What is the point of anxiety?
Without going into too much detail, at a very simple level, anxiety is a symptom of stress, for example, thinking into the future about what might happen and worrying.
Often when hypnotherapists talk about anxiety, it is from the point of view of reducing anxiety using visualisations to temporarily take away some of the issues and allowing the person to see things more clearly without mind clutter. However, it is important to realise that anxiety may be there to help us to get on with stuff.
Stress helps to make us productive, but in the modern world our lives can be so complicated that we can easily get overloaded with all the stuff we have to do. Add in a dose of conflict, mistakes, failure, setbacks, missed trains, traffic, angry clients, customers, parents, screaming children and a whole load of rules and constraints; welcome to a world of excess stress or “distress”, followed by a lot of anxiety, worry and perhaps depression.
Most of us get anxious from time to time but some of us deal with it more successfully than others. Some of this may be your upbringing and history, some of it is your character. It is important to realise that whatever cards you were dealt you can learn the successful techniques to help manage anxiety and stress.
An aspect often overlooked is to look at productive and non-productive anxiety or roductive worry and non-productive worry - productive thoughts and non-productive thoughts.
- A non-productive thought – “I have a million and one things to do – and they are all in my head”.
- A productive thought – “I am going to write an action list and then prioritise the tasks”.
- A non-productive thought – “I have a severe pain in my side – I will worry about it, research it on the internet, join an anxiety forum and talk to other anxiety sufferers, then convince myself that something is seriously wrong further increasing my anxiety so that I can’t sleep”.
- A productive thought – "Go to the walk in centre now or first thing in the morning and worry about the outcome when I know more about might be going on". (Rescheduling the worry).
There are different strategies to deal with anxiety and a hypnotherapist can help you to look at your behaviour and adopt good practise.

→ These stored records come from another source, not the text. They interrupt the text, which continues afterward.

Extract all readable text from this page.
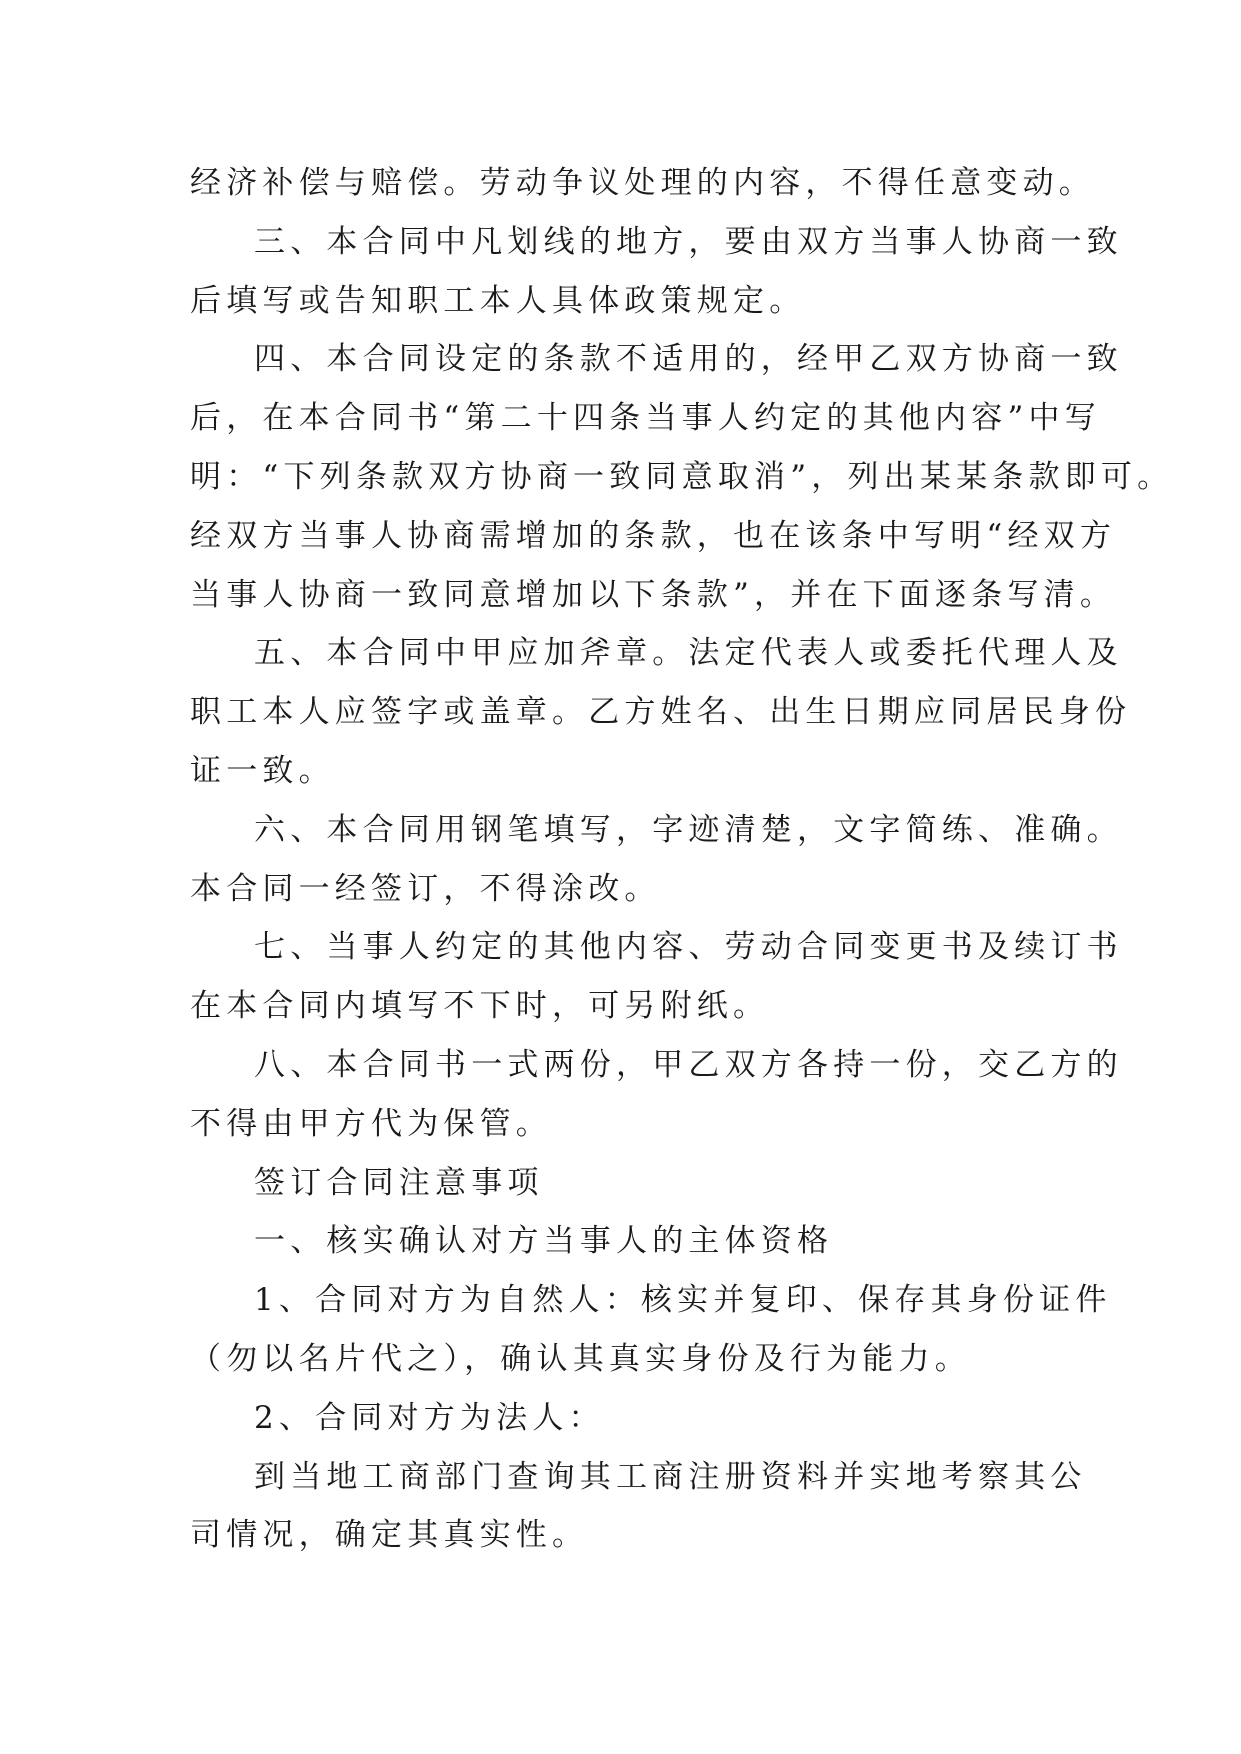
经济补偿与赔偿。劳动争议处理的内容，不得任意变动。
三、本合同中凡划线的地方，要由双方当事人协商一致
后填写或告知职工本人具体政策规定。
四、本合同设定的条款不适用的，经甲乙双方协商一致
后，在本合同书“第二十四条当事人约定的其他内容”中写
明：“下列条款双方协商一致同意取消”，列出某某条款即可。
经双方当事人协商需增加的条款，也在该条中写明“经双方
当事人协商一致同意增加以下条款”，并在下面逐条写清。
五、本合同中甲应加斧章。法定代表人或委托代理人及
职工本人应签字或盖章。乙方姓名、出生日期应同居民身份
证一致。
六、本合同用钢笔填写，字迹清楚，文字简练、准确。
本合同一经签订，不得涂改。
七、当事人约定的其他内容、劳动合同变更书及续订书
在本合同内填写不下时，可另附纸。
八、本合同书一式两份，甲乙双方各持一份，交乙方的
不得由甲方代为保管。
签订合同注意事项
一、核实确认对方当事人的主体资格
1、合同对方为自然人：核实并复印、保存其身份证件
（勿以名片代之），确认其真实身份及行为能力。
2、合同对方为法人：
到当地工商部门查询其工商注册资料并实地考察其公
司情况，确定其真实性。
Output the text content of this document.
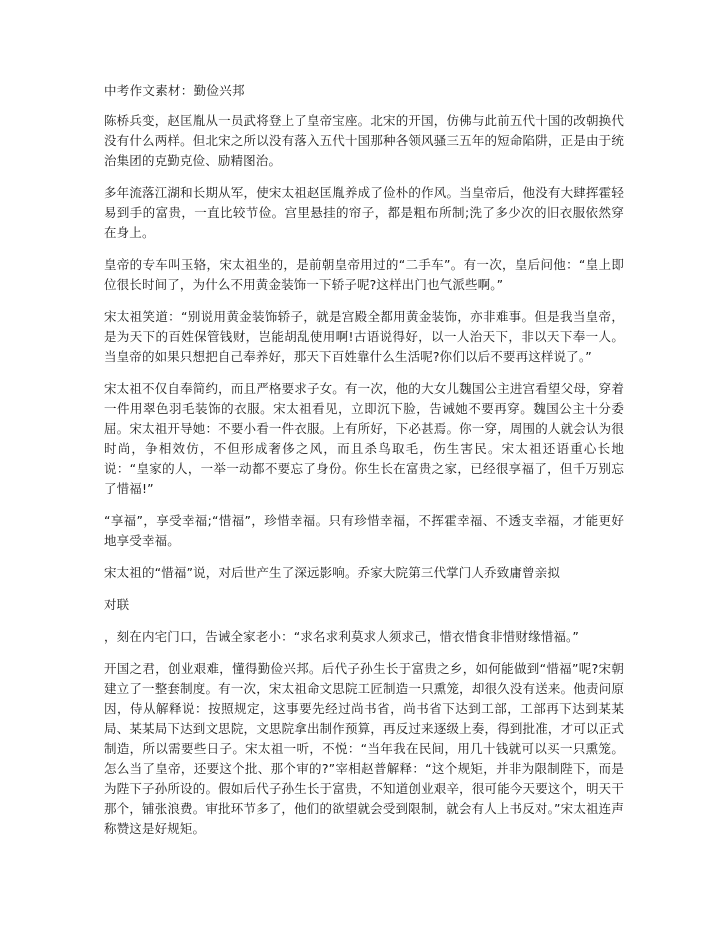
中考作文素材：勤俭兴邦

陈桥兵变，赵匡胤从一员武将登上了皇帝宝座。北宋的开国，仿佛与此前五代十国的改朝换代没有什么两样。但北宋之所以没有落入五代十国那种各领风骚三五年的短命陷阱，正是由于统治集团的克勤克俭、励精图治。

多年流落江湖和长期从军，使宋太祖赵匡胤养成了俭朴的作风。当皇帝后，他没有大肆挥霍轻易到手的富贵，一直比较节俭。宫里悬挂的帘子，都是粗布所制;洗了多少次的旧衣服依然穿在身上。

皇帝的专车叫玉辂，宋太祖坐的，是前朝皇帝用过的“二手车”。有一次，皇后问他：“皇上即位很长时间了，为什么不用黄金装饰一下轿子呢?这样出门也气派些啊。”

宋太祖笑道：“别说用黄金装饰轿子，就是宫殿全都用黄金装饰，亦非难事。但是我当皇帝，是为天下的百姓保管钱财，岂能胡乱使用啊!古语说得好，以一人治天下，非以天下奉一人。当皇帝的如果只想把自己奉养好，那天下百姓靠什么生活呢?你们以后不要再这样说了。”

宋太祖不仅自奉简约，而且严格要求子女。有一次，他的大女儿魏国公主进宫看望父母，穿着一件用翠色羽毛装饰的衣服。宋太祖看见，立即沉下脸，告诫她不要再穿。魏国公主十分委屈。宋太祖开导她：不要小看一件衣服。上有所好，下必甚焉。你一穿，周围的人就会认为很时尚，争相效仿，不但形成奢侈之风，而且杀鸟取毛，伤生害民。宋太祖还语重心长地说：“皇家的人，一举一动都不要忘了身份。你生长在富贵之家，已经很享福了，但千万别忘了惜福!”

“享福”，享受幸福;“惜福”，珍惜幸福。只有珍惜幸福，不挥霍幸福、不透支幸福，才能更好地享受幸福。

宋太祖的“惜福”说，对后世产生了深远影响。乔家大院第三代掌门人乔致庸曾亲拟

对联

，刻在内宅门口，告诫全家老小：“求名求利莫求人须求己，惜衣惜食非惜财缘惜福。”

开国之君，创业艰难，懂得勤俭兴邦。后代子孙生长于富贵之乡，如何能做到“惜福”呢?宋朝建立了一整套制度。有一次，宋太祖命文思院工匠制造一只熏笼，却很久没有送来。他责问原因，侍从解释说：按照规定，这事要先经过尚书省，尚书省下达到工部，工部再下达到某某局、某某局下达到文思院，文思院拿出制作预算，再反过来逐级上奏，得到批准，才可以正式制造，所以需要些日子。宋太祖一听，不悦：“当年我在民间，用几十钱就可以买一只熏笼。怎么当了皇帝，还要这个批、那个审的?”宰相赵普解释：“这个规矩，并非为限制陛下，而是为陛下子孙所设的。假如后代子孙生长于富贵，不知道创业艰辛，很可能今天要这个，明天干那个，铺张浪费。审批环节多了，他们的欲望就会受到限制，就会有人上书反对。”宋太祖连声称赞这是好规矩。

1. The most important thing to realise is that anxiety is a symptom of stress - the fight, flight or freeze response. When you are in a stressed state of awareness, more things could be perceived as a threat. It can be very difficult to try to think your way out of this behaviour, your perspective is too skewed. The real antidote is to de-stress. Your hypnotherapist can help you to understand how to reach deep levels of relaxation and to find it easier to use self-hypnosis, mindfulness and various relaxation techniques to de-stress. So "de-stress" - don't "di-stress".
2. Make your anxiety productive.
3. Be very aware of your own self talk and try to keep it positive and proactive. Again a hypnotherapist can help you to see this more clearly. He/she can also help you find out if there is something within your subconscious that is determining your perspective, establishing the root cause or by regressing you to earlier events.
It is interesting that many of the clients that have anxiety related issues that they want to tackle, usually come to the first session in a state of high anxiety. Often their language is very negative and self- defeating. They are pumped full of adrenaline and stress hormones, they feel like their life is out of control. After one session their perspective can be radically changed and they can begin to take back control. The transformation of an anxious client over two to three weeks can be absolutely amazing. It is always satisfying for the hypnotherapist when someone walks out of the session visibly relaxed after arriving earlier with their shoulders hugging their ears.
Once people start to live a life that is less anxious they allow themselves to make changes that may increase their stress, yet at least they have the choice. When you are so far out of your comfort zone with anxiety, feeling the fear and doing it anyway may seem impossible. When overwhelmed with anxiety you may feel so debilitated that you have fewer choices.
It is important to realise that anxiety is not a “thing” that you suffer, do not see yourself as a victim. It is your own thought processes and by taking as much control as you can (with a little help from your hypnotherapist) you really can empower yourself.